- Born: Omaha, Nebraska
- Education: University of Mississippi
- Occupation: Physician

= Edward Hill (physician) =

American physician

John Edward Hill is an American family physician in Tupelo, Mississippi.

==Early life and education==
Born in Omaha, Nebraska, Hill was educated in the public schools of Vicksburg, Mississippi and received both his B.S. and M.D. degrees from the University of Mississippi.

==Career==
A board certified family physician, Hill began his professional career in the rural Mississippi Delta where he practiced for 27 years. In addition to his full-service family practice, Hill developed and directed a local maternal child health program that resulted in lowering the fetal mortality rate from one of the highest in the United States to below the national average, where it remained. Hill was asked in January 1995 to become the director of the Family Practice Residency Program at North Mississippi Medical Center, which is the nation's largest rural hospital.

===AMA president===
In a speech entitled "Understanding, Advocacy, Leadership: The AMA Perspective on LGBT Health," Hill became the first president of the AMA to address the Gay and Lesbian Medical Association.

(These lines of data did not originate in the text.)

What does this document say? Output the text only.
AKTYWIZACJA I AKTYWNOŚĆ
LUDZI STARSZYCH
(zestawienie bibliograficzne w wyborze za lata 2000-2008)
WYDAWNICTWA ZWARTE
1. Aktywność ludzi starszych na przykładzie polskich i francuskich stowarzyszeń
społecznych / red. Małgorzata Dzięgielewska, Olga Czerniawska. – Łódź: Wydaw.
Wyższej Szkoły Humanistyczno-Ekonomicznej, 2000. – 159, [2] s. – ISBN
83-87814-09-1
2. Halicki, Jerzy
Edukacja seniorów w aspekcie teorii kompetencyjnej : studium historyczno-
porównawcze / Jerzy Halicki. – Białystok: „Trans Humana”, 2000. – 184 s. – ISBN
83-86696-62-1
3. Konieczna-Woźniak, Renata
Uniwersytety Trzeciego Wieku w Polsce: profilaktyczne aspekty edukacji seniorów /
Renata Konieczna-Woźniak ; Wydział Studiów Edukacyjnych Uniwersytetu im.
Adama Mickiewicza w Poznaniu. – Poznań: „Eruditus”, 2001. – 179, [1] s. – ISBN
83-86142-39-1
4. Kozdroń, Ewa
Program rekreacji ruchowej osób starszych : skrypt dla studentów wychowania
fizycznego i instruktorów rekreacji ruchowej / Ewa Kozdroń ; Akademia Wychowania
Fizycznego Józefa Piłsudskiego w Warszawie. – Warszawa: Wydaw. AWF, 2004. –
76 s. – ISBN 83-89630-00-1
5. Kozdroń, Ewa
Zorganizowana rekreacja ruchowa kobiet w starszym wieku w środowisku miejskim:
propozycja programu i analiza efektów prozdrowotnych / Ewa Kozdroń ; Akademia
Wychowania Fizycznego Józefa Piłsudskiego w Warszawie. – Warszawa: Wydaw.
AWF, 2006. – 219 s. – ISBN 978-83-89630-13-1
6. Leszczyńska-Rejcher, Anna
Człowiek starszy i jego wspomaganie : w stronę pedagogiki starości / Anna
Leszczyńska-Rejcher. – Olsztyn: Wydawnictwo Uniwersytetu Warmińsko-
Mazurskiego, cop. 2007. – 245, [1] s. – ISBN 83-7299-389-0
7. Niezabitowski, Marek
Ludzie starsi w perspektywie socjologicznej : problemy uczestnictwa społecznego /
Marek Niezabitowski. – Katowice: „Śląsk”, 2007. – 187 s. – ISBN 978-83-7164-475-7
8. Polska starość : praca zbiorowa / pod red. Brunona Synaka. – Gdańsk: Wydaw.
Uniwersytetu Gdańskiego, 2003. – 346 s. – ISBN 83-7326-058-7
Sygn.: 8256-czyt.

I know that GLMA members and LGBT physicians have been treated unfairly by the AMA in the past. There is simply no excuse for discriminatory actions or exclusions based on sexual orientation or gender identity -- none. First, GLMA has opened [the AMA's] eyes to the diverse needs of LGBT patients, and second -- and just as important -- GLMA has told patients that they have the right to expect a health care system filled with openness, fairness and equality."
— Edward Hill, M.D., president American Medical Association

His speech is considered by some as an historic turning point in the policy of the AMA's towards LGBT physicians after the events at New York Medical College during the tenure of the previous AMA president John Nelson.